Ellis exits womb, joins band

Catherine Wheel bassist Ben Ellis, aged -6 months.

Paul James Dennehey
Staff Writer

With the addition of bassist Ben Ellis, the Catherine Wheel now has the youthful energy it needs. But will the age difference prove a problem?

“Obviously, Ben still has some growing up to do,” CW frontman Rob Dickinson stated. “I certainly feel very old when I’m around him. But his energy level makes him a vital addition to our lineup.”

Ellis signed on with the band in 2000 at the age of 24 seconds, making him over 36 years younger than lead guitarist Brian Futter, CW’s oldest member.

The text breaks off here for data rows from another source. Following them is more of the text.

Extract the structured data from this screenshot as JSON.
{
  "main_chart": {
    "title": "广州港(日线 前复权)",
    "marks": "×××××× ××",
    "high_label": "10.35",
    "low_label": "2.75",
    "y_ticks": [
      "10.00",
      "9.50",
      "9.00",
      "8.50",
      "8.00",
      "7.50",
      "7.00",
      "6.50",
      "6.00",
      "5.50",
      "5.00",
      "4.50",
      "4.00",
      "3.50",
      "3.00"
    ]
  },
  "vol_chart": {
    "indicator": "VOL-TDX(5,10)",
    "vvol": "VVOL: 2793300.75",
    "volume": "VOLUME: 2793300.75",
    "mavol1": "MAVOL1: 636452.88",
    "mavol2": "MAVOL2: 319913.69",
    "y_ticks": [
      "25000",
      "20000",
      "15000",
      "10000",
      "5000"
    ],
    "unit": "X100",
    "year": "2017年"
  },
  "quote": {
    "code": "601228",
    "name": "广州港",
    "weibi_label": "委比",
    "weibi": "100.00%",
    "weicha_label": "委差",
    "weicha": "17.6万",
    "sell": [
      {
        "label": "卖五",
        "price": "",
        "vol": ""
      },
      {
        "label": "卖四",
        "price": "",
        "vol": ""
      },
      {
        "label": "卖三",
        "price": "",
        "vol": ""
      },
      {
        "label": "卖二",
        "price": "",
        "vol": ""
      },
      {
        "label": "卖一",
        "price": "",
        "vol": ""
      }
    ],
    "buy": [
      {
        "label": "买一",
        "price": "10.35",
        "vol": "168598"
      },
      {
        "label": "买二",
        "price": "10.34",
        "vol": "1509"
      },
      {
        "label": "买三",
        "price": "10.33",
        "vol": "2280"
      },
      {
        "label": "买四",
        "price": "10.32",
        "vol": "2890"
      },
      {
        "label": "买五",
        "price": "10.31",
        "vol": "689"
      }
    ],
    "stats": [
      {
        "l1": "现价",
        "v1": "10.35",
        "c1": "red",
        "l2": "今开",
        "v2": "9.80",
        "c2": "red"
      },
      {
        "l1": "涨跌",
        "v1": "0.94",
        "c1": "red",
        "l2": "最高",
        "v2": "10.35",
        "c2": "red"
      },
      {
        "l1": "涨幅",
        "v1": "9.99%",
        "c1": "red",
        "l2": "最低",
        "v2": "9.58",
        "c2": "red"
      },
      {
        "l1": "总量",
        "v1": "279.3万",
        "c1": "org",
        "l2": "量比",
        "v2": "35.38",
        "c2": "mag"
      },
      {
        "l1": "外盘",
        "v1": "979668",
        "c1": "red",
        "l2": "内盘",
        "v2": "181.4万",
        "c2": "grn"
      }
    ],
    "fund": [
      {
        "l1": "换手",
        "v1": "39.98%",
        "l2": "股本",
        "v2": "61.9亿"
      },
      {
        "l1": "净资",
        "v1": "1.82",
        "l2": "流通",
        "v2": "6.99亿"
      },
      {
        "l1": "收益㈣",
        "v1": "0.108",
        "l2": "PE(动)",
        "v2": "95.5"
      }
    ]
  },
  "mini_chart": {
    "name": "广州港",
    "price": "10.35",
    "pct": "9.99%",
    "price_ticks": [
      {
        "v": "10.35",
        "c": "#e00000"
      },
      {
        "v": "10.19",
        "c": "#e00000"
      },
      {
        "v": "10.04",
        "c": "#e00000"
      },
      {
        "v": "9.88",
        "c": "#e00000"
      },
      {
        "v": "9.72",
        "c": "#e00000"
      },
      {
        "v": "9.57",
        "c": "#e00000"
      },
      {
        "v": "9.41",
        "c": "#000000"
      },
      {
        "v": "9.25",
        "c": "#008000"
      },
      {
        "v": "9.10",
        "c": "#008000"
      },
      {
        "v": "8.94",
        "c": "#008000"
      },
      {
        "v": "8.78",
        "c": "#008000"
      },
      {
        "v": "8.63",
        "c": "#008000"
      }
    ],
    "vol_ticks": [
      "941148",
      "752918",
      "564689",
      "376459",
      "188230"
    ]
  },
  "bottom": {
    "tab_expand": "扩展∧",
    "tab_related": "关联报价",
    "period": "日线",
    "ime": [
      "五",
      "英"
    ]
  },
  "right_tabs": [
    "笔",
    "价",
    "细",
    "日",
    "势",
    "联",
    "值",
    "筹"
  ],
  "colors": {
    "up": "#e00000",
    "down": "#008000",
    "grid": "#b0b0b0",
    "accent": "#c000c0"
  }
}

“Of course, this changes the dynamic of our band quite a bit,” Dickinson said. “Or at least, that’s what [Band Manager] Merck Mercuriadis tells me.”

Ellis’ mother, a Glasgow woman who chose to remain anonymous for this story, first suspected her son had musical talent during her fifth month of pregnancy.

“I’d be sitting in a rocking chair, and I’d hear these deep bass sounds,” Ms. Ellis said. “At first, I couldn’t figure out where it was coming from. Then I put a hand on my belly and I could feel the rumbling.”

Alarmed, Ms. Ellis promptly went to the hospital, where she was examined by Dr. Morrie Morris, an obstetrician.

Dr. Morris records an early jam session.

“It appears from the x ray that the young lad was plucking his umbilical cord, as one would the strings of a bass guitar,” Morris said. “It’s the first time I’ve seen this behavior. Of course, he had nothing to use as a pick, so he was just using his fingers. In fact, even now he still plays the bass with his fingers.

“Not that it sounds noticeably different from playing with a pick, of course.”

The band, having lost former bassist Dave Hawes to a botched science experiment, were looking for a new bassist when they heard the rumors about the yet-unborn prodigy. Ms. Ellis was surprised one day to receive a letter from Sanctuary Music Group.

“The Catherine Wheel are interested in your musical fœtus,” the letter read. “We are a UK rock and roll band currently in search of a bass player. We would be interested in auditioning the young lad in your womb. Please contact us. Sincerely, Merck Mercuriadis, Esq.”

Ms. Ellis called the number at the bottom of the letter, and within six hours, Mercuriadis was in Glasgow with a portable CD player and a set of headphones.

“I played ‘Fripp’ and a demo of our new song, ‘Sparks . . . ,’ then waited for a response.” Mercuriadis said. “The rest is history.” The fetus reportedly played the basslines back to Mecuriadis, flawlessly.

Within a few days, the band was once again complete and in rehearsals for upcoming live shows in support of their upcoming album, Wishville. But first Ms. Ellis had to give birth.

“We had an embarrassing scheduling problem,” Mercuriadis admits. “Rob had estimated the child would be born five months before the birth actually took place. So we had to cancel a number of shows, including many in the southern United States, which have yet to be rescheduled.”

Ellis was born in perfect health, though he reportedly cried quite heavily when the umbilical cord was cut. Fortunately, the band was present at the birth and had brought Ms. Ellis a bass guitar as a gift, which she presented to Ellis immediately. He adapted to it quickly, they said.

The biggest surprise of the day came at about 5 p.m., when Ellis uttered his first words: “Uh lef’ m’bo’l!”

“At first, we thought it was baby talk,” CW drummer Neil Sims said. “Then we realized it was just Scottish.”

“M’bo’l o’vodker, uhlef’ i’ b’hine!” Ellis further remarked.

After calling in a translator, Ms. Ellis and the band discovered that Ellis was concerned about a bottle of vodka, which he had forgotten to bring out with him at the moment of his birth. How Ellis obtained the bottle in the womb is unknown.

“Things were a bit iffy there, for a moment,” Dickinson said. “He even threatened to go back. Luckily, all we had to do was uncork a bottle of champagne. . . and there we were, giving our new friend and bandmate his first taste of alt-rock excess.

“I’ll never, ever forget that moment.”

Some of the early womb recordings are now being mixed for a future album, Ellis said. They will be available next spring on the Warp label.